“’Have gun, will travel’ reads the card of a man. A knight without armor in a savage land…”
Those words ended every episode of Have Gun Will Travel, sung by Johnny Western in a time that such words could be sung without irony. Outside of Richard Boone’s black-clad, craggy, Rhett-Butler-gone-to-seed gunfighter, that song was all I could really recall about this venerable Western from television’s golden age. Would it, like so many revisited shows from my youth, ultimately disappoint? Or would it hold up fifty years after it was originally broadcast, viewed as it would be by the far more jaded, cynical man I’ve grown into?
The verdict? It’s pretty darn good.
Now, just to set the record straight, I wasn’t even born until Have Gun Will Travel had been off the air for at least a year. However, during my teen years, it was a staple of a late-night revue show on one of my local television stations.

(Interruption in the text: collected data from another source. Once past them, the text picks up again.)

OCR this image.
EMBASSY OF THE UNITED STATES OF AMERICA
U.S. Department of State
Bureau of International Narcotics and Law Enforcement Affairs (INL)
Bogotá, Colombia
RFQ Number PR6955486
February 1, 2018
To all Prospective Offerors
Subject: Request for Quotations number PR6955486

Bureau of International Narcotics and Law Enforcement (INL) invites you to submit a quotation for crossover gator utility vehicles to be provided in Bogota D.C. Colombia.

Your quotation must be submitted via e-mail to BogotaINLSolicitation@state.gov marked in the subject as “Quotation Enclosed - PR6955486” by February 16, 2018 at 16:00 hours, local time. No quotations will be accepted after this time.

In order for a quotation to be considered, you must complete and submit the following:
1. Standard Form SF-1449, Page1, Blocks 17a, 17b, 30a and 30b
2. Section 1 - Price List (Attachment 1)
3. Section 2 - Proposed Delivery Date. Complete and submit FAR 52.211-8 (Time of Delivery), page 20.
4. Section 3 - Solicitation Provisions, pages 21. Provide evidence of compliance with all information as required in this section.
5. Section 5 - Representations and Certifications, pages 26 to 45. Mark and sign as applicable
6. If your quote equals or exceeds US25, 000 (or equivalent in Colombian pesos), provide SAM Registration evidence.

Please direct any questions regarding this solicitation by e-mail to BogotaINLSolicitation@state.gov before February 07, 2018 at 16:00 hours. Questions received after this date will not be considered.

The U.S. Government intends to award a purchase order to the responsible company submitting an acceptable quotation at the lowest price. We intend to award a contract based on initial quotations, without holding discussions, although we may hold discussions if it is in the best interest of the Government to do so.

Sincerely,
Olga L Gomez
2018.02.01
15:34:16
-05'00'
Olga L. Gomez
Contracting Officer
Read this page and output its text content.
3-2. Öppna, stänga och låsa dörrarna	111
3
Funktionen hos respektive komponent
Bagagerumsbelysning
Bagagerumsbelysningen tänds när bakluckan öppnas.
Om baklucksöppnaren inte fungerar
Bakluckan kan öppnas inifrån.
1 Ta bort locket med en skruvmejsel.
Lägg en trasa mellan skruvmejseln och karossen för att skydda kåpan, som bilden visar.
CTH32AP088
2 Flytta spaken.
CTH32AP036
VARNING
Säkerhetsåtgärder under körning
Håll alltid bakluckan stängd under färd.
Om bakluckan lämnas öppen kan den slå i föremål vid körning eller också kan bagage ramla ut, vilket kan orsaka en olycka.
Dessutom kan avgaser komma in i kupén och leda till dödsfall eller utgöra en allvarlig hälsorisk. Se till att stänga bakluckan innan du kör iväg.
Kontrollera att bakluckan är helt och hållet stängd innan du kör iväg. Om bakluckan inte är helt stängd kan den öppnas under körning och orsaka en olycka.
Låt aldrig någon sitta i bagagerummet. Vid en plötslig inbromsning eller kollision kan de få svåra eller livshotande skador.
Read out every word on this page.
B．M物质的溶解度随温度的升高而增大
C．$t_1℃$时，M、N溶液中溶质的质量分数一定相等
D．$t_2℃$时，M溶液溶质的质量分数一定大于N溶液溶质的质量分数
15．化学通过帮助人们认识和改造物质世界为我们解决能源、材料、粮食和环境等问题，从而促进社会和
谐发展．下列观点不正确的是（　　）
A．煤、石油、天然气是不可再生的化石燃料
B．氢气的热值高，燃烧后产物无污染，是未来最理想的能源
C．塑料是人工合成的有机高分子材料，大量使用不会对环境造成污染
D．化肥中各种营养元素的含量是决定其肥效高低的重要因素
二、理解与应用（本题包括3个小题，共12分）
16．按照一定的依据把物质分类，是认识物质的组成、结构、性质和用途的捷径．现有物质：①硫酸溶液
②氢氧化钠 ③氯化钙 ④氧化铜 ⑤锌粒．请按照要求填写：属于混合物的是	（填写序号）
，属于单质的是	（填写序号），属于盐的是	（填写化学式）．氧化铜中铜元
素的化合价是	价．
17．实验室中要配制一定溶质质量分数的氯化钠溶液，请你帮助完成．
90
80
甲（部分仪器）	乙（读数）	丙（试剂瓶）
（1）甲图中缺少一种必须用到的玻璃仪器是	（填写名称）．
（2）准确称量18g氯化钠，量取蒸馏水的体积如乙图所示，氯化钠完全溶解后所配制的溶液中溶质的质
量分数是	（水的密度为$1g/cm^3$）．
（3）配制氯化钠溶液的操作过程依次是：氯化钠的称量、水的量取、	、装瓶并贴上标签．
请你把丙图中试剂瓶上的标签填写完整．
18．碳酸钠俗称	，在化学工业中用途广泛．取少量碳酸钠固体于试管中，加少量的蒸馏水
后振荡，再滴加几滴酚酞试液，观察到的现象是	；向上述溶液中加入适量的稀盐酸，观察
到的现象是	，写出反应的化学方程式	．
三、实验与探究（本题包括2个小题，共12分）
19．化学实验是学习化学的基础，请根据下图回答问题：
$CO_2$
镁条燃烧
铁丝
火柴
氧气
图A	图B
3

I spent many a night staying up until three in the morning watching it, along with other classics like The Twilight Zone, The Honeymooners, and The Fugitive. Shows with that kind of personal history are inevitably remembered in a bubble of nostalgia that can be quickly popped when viewing them so many years after they were relevant and edgy. Last year I started re-watching The Twilight Zone and was pleasantly surprised how well it plays now. Some aspects (and some episodes) are still clunky, as if Rod Serling wrote the dialog, you knew that some of it would be laughably stilted, but the stories are still awesome, the direction is tight, and the acting, while often stylized, is generally quite good.
The same thing applies to Have Gun Will Travel, with the added bonus that none of the dialog was written by Rod Serling (that I am aware of). Being from the era of the thirty-minute drama, episodes had to be compact and get their stories told without wasting time. And most of the stories in season five are very compelling, featuring fine performances.
In the show, Richard Boone plays a gentleman gunfighter named Paladin, who works out of a posh San Francisco hotel. Pretty much every episode opens with him receiving a telegram hiring him for a mission and then heading out into the wild west where he deals with all sorts of shady characters and situations.
The show ran for six seasons with nearly 40 episodes most years. If you’re counting, that adds up to 225 episodes in this set. You’ll find it all spread out over 35 discs with a few bonus features sprinkled about. Most of it is text-based and includes Production Notes and Cast Biographies. It’s nearly 100 hours of material here, well worth the price of admission. This was another CBS show that was released in half seasons over the years. This is the collection you might have been waiting for. Here it is.
In April of 1963 the last episode of Have Gun Will Travel aired. For a short time it disappeared in our memories. It wasn’t until later syndication where the series found a new following and now the entire series is available on DVD. If you haven’t checked it out, do it before these discs go out of print. “Now, you have accepted my challenge. Let’s settle it here and now.”